Last month they claimed a silver medal at the Moscow World Cup – the first podium finish for a US men's sabre team in seven years.
Men's épée competitor Soren Thompson (pictured below, on right) will be competing at his second Games and Seth Kelsey his third, thanks to world rankings of eight and 23, respectively.
They were both part of the men's épée team which claimed an historic gold medal – a US men's first at senior level – at the World Team Championships last Saturday (April 21).
The women's épée team features Courtney Hurley, whose sister Kelley competed in Beijing four years ago and will be the replacement athlete this time.

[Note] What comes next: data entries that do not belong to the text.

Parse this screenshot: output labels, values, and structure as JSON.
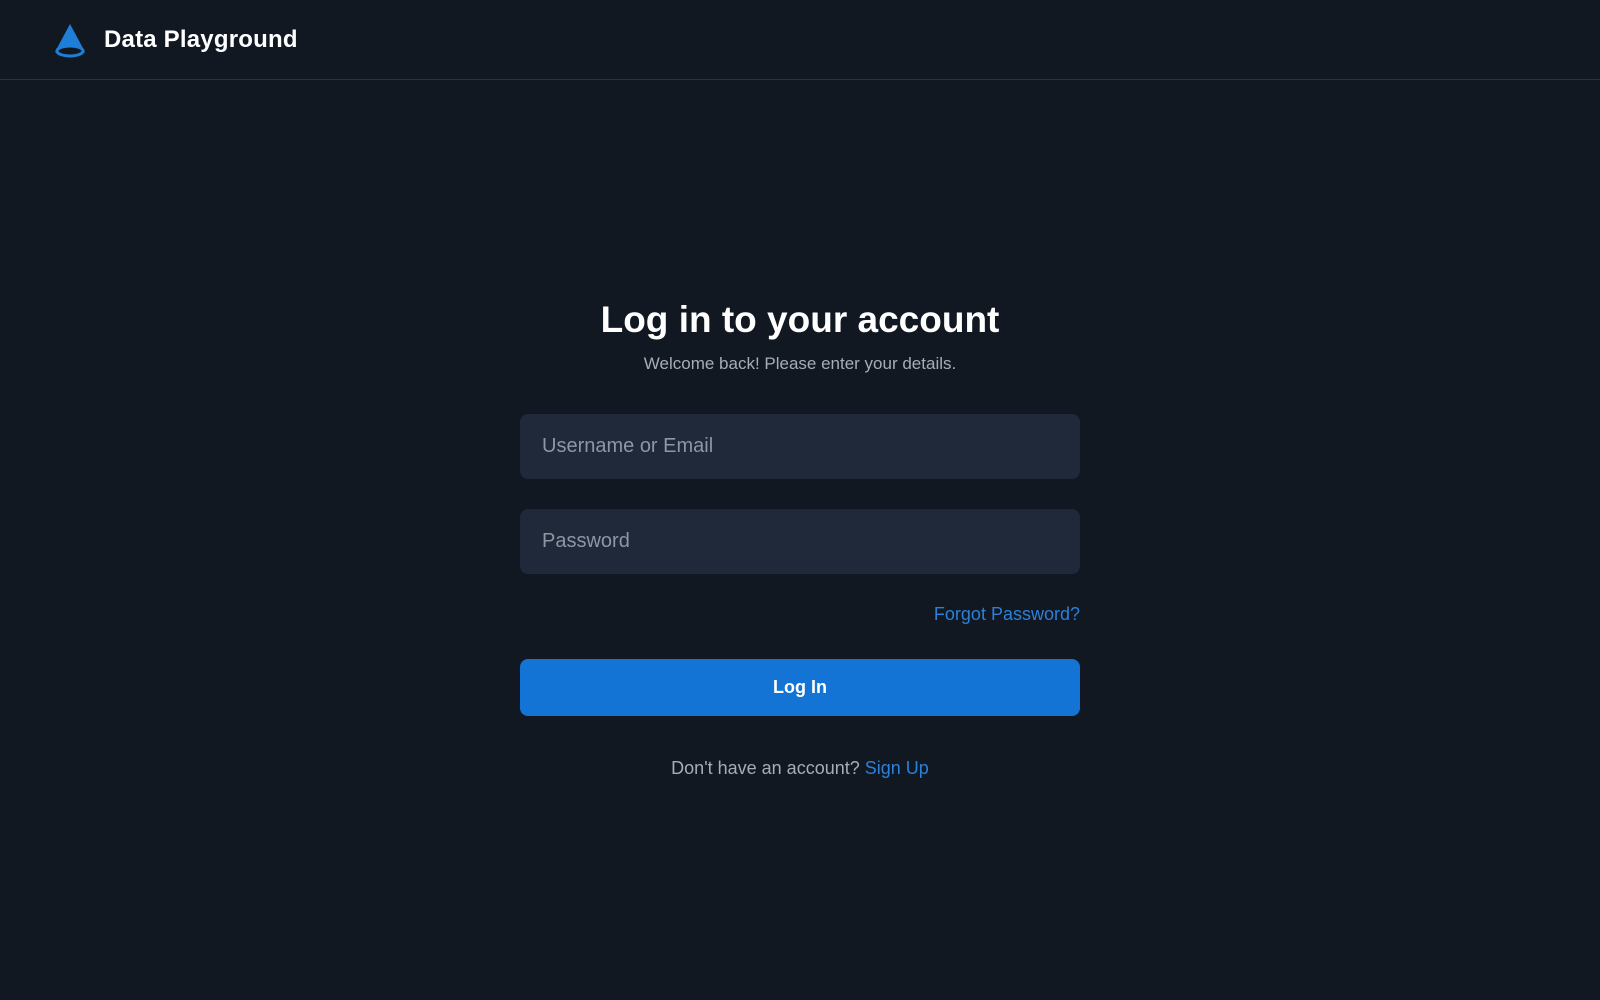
{
  "header": {
    "brand": "Data Playground",
    "logo_icon": "cone-icon",
    "accent": "#1e7fd8"
  },
  "login": {
    "title": "Log in to your account",
    "subtitle": "Welcome back! Please enter your details.",
    "username": {
      "placeholder": "Username or Email",
      "value": ""
    },
    "password": {
      "placeholder": "Password",
      "value": ""
    },
    "forgot_label": "Forgot Password?",
    "submit_label": "Log In",
    "signup_prompt": "Don't have an account?",
    "signup_label": "Sign Up"
  },
  "colors": {
    "background": "#111822",
    "input_background": "#1f2939",
    "primary_button": "#1374d6",
    "link": "#2b80d9",
    "muted_text": "#a6adb8"
  }
}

Maya Lawrence, who has competed at four World Championships, and 2009 national champion Susie Scanlan complete the épée team.
In the foil, Lee Kiefer – the youngest member of the squad – is selected for her first Olympic Games.
Kiefer showed her potential when picking up a bronze medal at the 2011 World Championships, becoming the youngest individual medallist at the event.
The 18-year-old is joined by Pan American Games silver medallist Nzingha Prescod and Nicole Ross, who secured a top-16 finish at the World Championships, with Doris Willette name as the replacement for a second successive Games.
The US has selected a young foil team, with 17-year-old Alexander Massialas set to emulate his father, Greg, the head coach of the US men's team, in competing at an Olympics.
With bronze at two senior World Cups, he will be optimistic of picking up a medal at the Games while Race Imboden, who finished eighth in his first senior World Championships last year, is also heading to London.
Miles Chamley-Watson, ranked second in the world last year thanks to a fifth-place finish at the 2010 World Championships, also makes the foil squad, while Gerek Meinhardt, a world bronze medallist as a 20-year-old and a Beijing 2008 Olympian, serves as a replacement.
The threesome will hope to replicate its success at the Junior World Championships three years ago where they claimed gold together.
The US had claimed just one Games medal since 1964 until Zagunis grabbed gold in Athens eight years ago.
It has since grown significantly in stature in the sport, with the US men's épée team beating Olympic champions France in the World Team Championships this week – its first world title.
"I've been through the cycle where we would go to a World Championships or a World Cup and be incredibly happy if someone made the top 32," said Greg Dilworth, executive director of USA Fencing.
"Now we go and we're happy for people if they make the top eight, but we're expecting those results.
"We absolutely have medal opportunities across the board, in all weapons and all genders."